理科の授業などで、光学顕微鏡を使って微生物や植物の細胞の様子を見た感動は心に残ります。顕微鏡技術は、目で見える光を使ったものから、電子線を活用した電子顕微鏡、先がとがった針で原子レベルで物質を見る原子間力顕微鏡など、さまざまな方式のものへと広がっています。最近では、波長の短いX線を活用して微細構造を観察する、X線顕微鏡も使われるようになりました。
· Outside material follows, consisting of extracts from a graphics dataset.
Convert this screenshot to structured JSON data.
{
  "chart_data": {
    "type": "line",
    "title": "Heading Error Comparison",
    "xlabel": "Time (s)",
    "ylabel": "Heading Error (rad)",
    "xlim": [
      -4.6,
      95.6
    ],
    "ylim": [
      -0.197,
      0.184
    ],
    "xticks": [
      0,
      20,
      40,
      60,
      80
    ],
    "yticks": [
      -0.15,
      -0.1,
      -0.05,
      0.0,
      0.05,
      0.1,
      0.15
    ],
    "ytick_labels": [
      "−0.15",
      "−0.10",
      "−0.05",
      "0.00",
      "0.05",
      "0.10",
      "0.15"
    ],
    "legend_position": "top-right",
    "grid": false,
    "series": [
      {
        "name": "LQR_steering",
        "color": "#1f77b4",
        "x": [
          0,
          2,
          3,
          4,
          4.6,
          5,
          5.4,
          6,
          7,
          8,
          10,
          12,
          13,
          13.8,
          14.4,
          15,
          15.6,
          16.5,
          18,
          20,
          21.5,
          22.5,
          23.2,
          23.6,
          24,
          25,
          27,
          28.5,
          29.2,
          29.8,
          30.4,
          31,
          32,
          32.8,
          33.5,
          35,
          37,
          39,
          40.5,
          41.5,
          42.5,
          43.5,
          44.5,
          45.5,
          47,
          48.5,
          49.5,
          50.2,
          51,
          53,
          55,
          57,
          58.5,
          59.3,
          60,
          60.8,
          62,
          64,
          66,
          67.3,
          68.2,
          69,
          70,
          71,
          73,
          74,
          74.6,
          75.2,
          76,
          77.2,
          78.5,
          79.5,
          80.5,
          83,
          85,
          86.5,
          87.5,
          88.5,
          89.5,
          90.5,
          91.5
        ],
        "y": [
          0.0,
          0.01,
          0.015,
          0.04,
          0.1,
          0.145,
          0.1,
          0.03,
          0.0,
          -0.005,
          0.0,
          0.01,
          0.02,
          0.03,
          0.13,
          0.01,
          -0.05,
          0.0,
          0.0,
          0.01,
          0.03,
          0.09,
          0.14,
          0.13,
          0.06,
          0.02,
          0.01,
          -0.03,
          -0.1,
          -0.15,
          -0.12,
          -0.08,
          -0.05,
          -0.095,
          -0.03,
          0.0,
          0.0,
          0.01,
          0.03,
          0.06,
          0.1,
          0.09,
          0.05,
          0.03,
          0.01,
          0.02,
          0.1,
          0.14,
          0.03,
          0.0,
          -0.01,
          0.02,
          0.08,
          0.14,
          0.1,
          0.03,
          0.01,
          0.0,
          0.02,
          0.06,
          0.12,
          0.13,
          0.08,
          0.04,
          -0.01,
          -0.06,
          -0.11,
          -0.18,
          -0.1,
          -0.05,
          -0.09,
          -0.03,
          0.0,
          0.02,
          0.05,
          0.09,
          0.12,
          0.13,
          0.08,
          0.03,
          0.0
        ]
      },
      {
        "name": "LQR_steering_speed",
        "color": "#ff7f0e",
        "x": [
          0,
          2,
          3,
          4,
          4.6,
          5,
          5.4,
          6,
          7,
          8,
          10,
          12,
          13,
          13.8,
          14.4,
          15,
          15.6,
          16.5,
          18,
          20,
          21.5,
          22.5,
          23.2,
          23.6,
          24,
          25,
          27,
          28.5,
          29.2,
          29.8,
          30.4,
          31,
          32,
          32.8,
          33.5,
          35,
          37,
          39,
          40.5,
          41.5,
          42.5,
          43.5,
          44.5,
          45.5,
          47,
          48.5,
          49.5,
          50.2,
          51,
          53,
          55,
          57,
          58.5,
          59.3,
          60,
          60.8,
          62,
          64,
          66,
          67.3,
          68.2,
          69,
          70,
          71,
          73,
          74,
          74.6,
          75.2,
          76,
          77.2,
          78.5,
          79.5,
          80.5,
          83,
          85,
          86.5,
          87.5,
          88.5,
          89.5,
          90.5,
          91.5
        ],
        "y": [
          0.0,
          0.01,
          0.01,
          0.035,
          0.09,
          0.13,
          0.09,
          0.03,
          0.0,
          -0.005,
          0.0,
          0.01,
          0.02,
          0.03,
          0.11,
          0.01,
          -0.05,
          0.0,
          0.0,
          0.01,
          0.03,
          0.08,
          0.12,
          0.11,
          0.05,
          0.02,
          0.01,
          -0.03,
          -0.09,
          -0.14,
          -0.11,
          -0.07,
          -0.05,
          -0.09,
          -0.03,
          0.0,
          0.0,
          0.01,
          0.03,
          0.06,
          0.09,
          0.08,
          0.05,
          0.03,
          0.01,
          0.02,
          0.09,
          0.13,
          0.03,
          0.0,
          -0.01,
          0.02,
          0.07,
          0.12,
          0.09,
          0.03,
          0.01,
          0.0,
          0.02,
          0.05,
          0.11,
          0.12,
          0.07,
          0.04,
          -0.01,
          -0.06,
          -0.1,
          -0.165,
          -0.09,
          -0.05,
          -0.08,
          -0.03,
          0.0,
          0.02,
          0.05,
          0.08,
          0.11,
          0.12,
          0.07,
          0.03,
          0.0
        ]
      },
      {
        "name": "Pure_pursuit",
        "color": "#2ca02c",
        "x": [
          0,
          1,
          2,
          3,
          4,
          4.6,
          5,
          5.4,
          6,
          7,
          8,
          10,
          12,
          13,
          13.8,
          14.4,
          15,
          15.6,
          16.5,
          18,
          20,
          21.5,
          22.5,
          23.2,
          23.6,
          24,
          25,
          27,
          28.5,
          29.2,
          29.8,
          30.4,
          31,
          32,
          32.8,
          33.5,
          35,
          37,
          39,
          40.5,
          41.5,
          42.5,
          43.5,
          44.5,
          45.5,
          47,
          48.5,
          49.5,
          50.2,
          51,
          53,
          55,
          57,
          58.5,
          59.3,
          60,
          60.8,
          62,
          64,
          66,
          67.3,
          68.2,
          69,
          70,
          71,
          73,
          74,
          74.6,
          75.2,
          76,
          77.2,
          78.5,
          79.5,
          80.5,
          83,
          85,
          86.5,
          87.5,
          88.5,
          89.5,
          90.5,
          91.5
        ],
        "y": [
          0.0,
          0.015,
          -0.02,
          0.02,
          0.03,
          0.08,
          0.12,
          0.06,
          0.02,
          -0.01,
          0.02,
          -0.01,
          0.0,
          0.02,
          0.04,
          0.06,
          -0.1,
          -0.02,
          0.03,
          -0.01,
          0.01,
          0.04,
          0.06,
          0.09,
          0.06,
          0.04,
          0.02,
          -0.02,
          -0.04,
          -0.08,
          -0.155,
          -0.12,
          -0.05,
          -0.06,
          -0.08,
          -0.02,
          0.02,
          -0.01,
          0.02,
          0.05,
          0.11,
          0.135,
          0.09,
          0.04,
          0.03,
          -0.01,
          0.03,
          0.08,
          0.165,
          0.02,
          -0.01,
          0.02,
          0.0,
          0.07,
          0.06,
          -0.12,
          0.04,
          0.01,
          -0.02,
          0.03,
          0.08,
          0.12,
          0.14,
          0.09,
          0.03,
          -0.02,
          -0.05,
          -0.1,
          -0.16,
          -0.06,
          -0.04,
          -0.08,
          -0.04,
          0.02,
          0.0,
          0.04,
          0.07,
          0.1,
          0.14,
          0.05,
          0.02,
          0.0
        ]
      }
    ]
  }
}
放射光科学総合研究センターと基幹研究所の研究グループは、光の波がそろったコヒーレントなX線を活用した新しいタイプのX線顕微鏡を開発し、ヒト染色体の内部構造の可視化に成功しました。標識や染色処理なしに、細胞の内部構造を丸ごと高いコントラストで3次元観察したのは世界で初めてのことです。
X線は透過性に優れ、厚い物体の内部観察に適していますが、生物試料はX線がそのまま透過してしまい、詳細な観察が難しいとされていました。開発した新しいタイプのX線顕微鏡は、試料にコヒーレントなX線を照射して、散乱したX線の分布(コヒーレントX線回折パターン)から試料の構造を再構成するという手法で、この問題を解決しました。
この新技術で、今後さまざまな細胞や細胞小器官の内部構造を解明できます。さらに、理研が現在、開発・建設を進めている完全にコヒーレントなX線自由電子レーザーによって、飛躍的に分解能が改善した顕微鏡が登場すると期待されています。